The letter did not state the reason for the investigation, but did say as it was a pending investigation, it would not be fair to those involved to discuss the matter.
Multiple contact attempts with the Snoqualmie Tribe were unanswered, including Chairwoman Lubenau.
Lubenau and Frelinger were two of nine Snoqualmie Tribe members banished amidst a controversial election dispute in 2008. Tribe members overwhelmingly voted to reinstate all nine members in September 2009.
In 2013 Lubenau was elected Tribal Chairwoman. She has been an outspoken opponent of the City of Snoqualmie’s Tokul Roundabout project (completed this spring), as well as the Muckleshoot Tribe’s planned Salish Lodge expansion and 175 home development on land near the roundabout – land Lubenau has stated repeatedly is sacred.
The Tribe has run a fairly intensive, anti-development campaign over the past year, including multiple full-page newspapers ads against the roundabout and housing development, and sent out thousands of mailers depicting bulldozers at the base of Snoqualmie Falls.
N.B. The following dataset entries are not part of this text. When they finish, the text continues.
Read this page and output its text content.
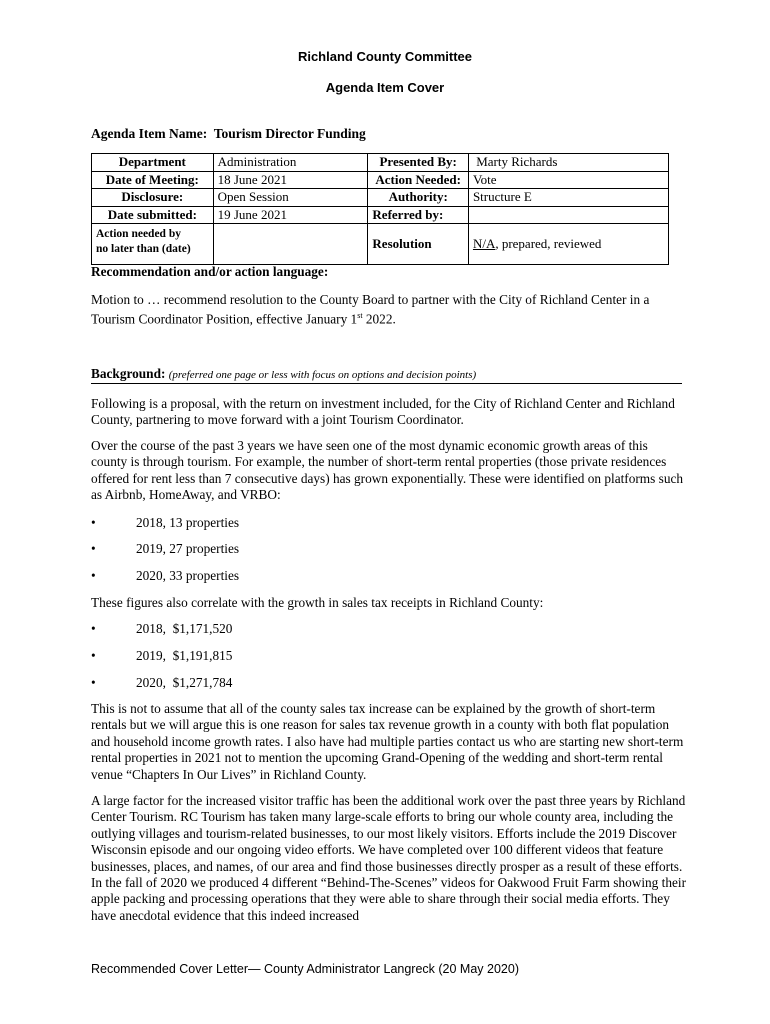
Richland County Committee
Agenda Item Cover
Agenda Item Name: Tourism Director Funding
Department	Administration	Presented By:	Marty Richards
Date of Meeting:	18 June 2021	Action Needed:	Vote
Disclosure:	Open Session	Authority:	Structure E
Date submitted:	19 June 2021	Referred by:	
Action needed by
no later than (date)		Resolution	N/A, prepared, reviewed
Recommendation and/or action language:
Motion to … recommend resolution to the County Board to partner with the City of Richland Center in a Tourism Coordinator Position, effective January 1st 2022.
Background: (preferred one page or less with focus on options and decision points)
Following is a proposal, with the return on investment included, for the City of Richland Center and Richland County, partnering to move forward with a joint Tourism Coordinator.
Over the course of the past 3 years we have seen one of the most dynamic economic growth areas of this county is through tourism. For example, the number of short-term rental properties (those private residences offered for rent less than 7 consecutive days) has grown exponentially. These were identified on platforms such as Airbnb, HomeAway, and VRBO:
•	2018, 13 properties
•	2019, 27 properties
•	2020, 33 properties
These figures also correlate with the growth in sales tax receipts in Richland County:
•	2018,  $1,171,520
•	2019,  $1,191,815
•	2020,  $1,271,784
This is not to assume that all of the county sales tax increase can be explained by the growth of short-term rentals but we will argue this is one reason for sales tax revenue growth in a county with both flat population and household income growth rates. I also have had multiple parties contact us who are starting new short-term rental properties in 2021 not to mention the upcoming Grand-Opening of the wedding and short-term rental venue “Chapters In Our Lives” in Richland County.
A large factor for the increased visitor traffic has been the additional work over the past three years by Richland Center Tourism. RC Tourism has taken many large-scale efforts to bring our whole county area, including the outlying villages and tourism-related businesses, to our most likely visitors. Efforts include the 2019 Discover Wisconsin episode and our ongoing video efforts. We have completed over 100 different videos that feature businesses, places, and names, of our area and find those businesses directly prosper as a result of these efforts. In the fall of 2020 we produced 4 different “Behind-The-Scenes” videos for Oakwood Fruit Farm showing their apple packing and processing operations that they were able to share through their social media efforts. They have anecdotal evidence that this indeed increased
Recommended Cover Letter— County Administrator Langreck (20 May 2020)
They also filed a lawsuit to stop the development, in addition to a well-publicized discrimination suit against the city.
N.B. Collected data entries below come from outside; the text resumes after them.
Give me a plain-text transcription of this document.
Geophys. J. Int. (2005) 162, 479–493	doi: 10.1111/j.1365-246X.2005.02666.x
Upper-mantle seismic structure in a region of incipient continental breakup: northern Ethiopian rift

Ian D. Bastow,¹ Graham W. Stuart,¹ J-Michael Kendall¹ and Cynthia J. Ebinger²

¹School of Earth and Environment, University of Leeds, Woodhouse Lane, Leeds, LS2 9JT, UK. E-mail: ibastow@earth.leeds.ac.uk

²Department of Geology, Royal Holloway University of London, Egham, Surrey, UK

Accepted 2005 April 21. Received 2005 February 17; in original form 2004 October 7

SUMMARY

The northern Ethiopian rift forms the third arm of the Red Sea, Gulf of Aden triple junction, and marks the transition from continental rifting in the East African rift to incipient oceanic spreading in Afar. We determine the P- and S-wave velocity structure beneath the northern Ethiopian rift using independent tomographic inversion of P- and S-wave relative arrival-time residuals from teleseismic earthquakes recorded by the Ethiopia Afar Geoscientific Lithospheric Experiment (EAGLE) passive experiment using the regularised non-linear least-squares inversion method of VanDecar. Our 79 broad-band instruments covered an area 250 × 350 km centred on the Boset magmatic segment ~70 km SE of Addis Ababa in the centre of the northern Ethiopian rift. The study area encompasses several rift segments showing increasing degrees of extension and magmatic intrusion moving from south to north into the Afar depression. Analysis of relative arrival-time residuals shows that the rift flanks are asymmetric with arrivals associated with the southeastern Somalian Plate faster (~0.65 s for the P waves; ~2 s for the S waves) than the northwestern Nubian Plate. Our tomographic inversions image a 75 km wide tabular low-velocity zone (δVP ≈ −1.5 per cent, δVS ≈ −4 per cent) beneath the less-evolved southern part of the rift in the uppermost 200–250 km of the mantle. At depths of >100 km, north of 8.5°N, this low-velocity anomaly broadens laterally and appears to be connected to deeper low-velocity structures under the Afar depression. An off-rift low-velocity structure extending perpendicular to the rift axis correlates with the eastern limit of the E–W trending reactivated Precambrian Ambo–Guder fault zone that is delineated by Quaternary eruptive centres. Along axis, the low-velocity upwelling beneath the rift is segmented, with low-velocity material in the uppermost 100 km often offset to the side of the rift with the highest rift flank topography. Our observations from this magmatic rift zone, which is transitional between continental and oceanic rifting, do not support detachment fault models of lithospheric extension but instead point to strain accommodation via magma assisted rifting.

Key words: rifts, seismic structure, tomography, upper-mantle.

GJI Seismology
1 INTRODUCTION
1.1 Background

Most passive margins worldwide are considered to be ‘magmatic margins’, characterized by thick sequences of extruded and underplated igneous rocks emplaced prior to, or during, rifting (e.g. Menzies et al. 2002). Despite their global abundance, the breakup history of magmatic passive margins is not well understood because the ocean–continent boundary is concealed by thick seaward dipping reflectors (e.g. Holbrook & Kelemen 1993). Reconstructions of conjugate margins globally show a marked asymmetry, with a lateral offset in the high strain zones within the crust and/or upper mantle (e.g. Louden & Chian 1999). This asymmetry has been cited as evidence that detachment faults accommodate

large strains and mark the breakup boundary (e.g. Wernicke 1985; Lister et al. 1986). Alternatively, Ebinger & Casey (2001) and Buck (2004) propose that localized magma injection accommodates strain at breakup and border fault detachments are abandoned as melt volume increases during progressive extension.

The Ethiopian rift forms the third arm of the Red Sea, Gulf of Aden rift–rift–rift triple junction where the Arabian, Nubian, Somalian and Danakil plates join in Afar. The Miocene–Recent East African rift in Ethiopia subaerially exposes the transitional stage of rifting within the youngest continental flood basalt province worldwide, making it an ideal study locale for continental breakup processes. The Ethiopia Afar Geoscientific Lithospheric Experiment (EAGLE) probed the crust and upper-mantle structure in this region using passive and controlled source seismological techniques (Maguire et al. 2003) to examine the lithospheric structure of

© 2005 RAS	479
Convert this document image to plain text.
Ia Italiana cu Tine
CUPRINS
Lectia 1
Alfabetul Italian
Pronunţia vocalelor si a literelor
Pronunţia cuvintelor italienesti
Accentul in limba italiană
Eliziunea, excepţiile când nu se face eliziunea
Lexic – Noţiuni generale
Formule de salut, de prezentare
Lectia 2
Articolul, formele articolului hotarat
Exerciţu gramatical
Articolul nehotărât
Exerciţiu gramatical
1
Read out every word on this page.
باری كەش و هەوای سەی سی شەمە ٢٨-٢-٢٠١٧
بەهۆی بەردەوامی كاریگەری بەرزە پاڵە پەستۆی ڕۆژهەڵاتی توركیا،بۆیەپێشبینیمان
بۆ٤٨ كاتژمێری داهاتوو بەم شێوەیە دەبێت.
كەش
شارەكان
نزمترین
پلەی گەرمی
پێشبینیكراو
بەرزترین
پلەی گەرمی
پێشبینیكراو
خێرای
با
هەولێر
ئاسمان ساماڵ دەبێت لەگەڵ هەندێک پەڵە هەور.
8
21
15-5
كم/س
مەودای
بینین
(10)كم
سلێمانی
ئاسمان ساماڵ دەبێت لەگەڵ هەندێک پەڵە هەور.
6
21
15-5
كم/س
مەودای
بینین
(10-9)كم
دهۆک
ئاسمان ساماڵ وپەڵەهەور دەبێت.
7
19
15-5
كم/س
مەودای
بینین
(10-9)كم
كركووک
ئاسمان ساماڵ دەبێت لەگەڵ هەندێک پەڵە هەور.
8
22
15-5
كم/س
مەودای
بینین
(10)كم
The Save Snoqualmie Facebook page now has over 50,000 likes – although the City of Snoqualmie has always maintained the roundabout does not infringe on the Falls; helps improve vehicle and foot traffic on SR 202 near popular Snoqualmie Falls Park; and the future hotel expansion and development will occur on land already disturbed over the years by road construction and logging activity.
Snoqualmie Mayor Matt Larson said he was aware of the tribal investigation, commenting, “As I understand, it involves an internal dispute between a couple of factions within the Tribe about tribal business dealings.”
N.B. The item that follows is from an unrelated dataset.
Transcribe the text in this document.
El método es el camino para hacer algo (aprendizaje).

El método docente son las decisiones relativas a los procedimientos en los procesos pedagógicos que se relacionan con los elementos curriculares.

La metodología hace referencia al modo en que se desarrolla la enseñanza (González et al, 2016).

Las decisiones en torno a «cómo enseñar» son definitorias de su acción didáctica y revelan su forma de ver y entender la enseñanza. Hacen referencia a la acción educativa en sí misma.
Larson added, “Meanwhile, our negotiations with the Tribe have come to another standstill while the clock is ticking on our one-year sewer services contract extension.”
Last year the City signed that one-year sewer contract extension with the Tribe for service to the Snoqualmie Casino. At that time, though, the City Council also voted to end services on November 30th when the contract extension was up.
That move led to the Snoqualmie Tribe filing a federal discrimination lawsuit against the city, which was later dismissed by a federal judge. Since then, the two parties had been negotiating terms and sewer needs for an ongoing service agreement.
There is no information regarding who has taken over the duties of Lubenau, Frelinger and Epps during the investigation, or when it might be completed. The letter sent to members was signed by Tribal Secretary, Alisa Burley.
According to a Tribe member who wished to remain anonymous, the three leaders do not reside in the Snoqualmie Valley area and Epps is the daughter of Lubenau.
That member added that only a small amount of the Tribe’s approximate 600 members currently reside in the Snoqualmie area and most can only guess about the reasons for the investigation – saying very little information has been provided.